Q: How do you handle the corrupted data in a dataset?
Corrupted data is basically data you failed to capture while data collection process. There is a set process for such outlier removal or treating the Nulls. Outliers can either be trimmed or taken out of the sample (if you have good enough sample). For nulls, we can impute them, use mean/mode values to fix up the data.
Q: Can I use a spark or any other big data tools for Machine Learning?
Yes, Spark has turned out to be amazing for ML. Though, a couple of algorithms like trees based algorithms lack scalability. There are different ways industries are trying to run Keras models on top of spark. Amazon’s Sagemaker, Microsoft’s Azure have definitely made their impact out there.
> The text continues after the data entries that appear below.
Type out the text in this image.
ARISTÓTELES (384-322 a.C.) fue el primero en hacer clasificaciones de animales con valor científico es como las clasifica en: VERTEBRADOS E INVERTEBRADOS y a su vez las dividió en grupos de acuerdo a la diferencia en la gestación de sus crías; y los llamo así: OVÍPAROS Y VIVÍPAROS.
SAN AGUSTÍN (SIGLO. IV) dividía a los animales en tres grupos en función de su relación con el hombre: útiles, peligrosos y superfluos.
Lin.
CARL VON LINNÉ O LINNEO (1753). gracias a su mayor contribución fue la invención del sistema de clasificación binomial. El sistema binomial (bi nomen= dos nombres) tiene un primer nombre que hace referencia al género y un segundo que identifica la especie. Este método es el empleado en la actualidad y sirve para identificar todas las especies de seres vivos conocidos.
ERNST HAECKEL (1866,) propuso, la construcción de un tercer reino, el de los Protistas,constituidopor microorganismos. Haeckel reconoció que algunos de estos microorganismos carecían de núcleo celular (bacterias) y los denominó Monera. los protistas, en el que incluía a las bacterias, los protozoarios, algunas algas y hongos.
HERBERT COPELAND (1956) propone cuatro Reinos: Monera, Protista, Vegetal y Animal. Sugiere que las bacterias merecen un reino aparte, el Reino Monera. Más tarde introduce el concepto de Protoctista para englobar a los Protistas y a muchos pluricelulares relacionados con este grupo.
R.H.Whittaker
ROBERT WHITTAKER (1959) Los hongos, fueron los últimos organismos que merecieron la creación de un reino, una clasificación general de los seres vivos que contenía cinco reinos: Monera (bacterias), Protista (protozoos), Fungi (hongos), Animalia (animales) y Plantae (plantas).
Q: How can we use our Machine Learning skills to generate revenue?
As a Data Scientist, you are marking your impact on companies’ revenue everywhere. Whatever domain you are in, every problem you solve is either a value proposition or bringing revenue to the product. Currently, I am leveraging my ML skills at Truecaller’s Ads and Monetization. Here, every model we build is impacting the product’s revenue directly.
Q: Which field you are delivered more products in Deep Learning? the fields like medical or any others.
My forte in DL has been with text. The key reason for choosing text was LSTM has turned around text-related problems completely whether it be language translation, NER, Text Classification, Text summarization, and topic modelling.
The major field I have contributed would be cybersecurity and Communications.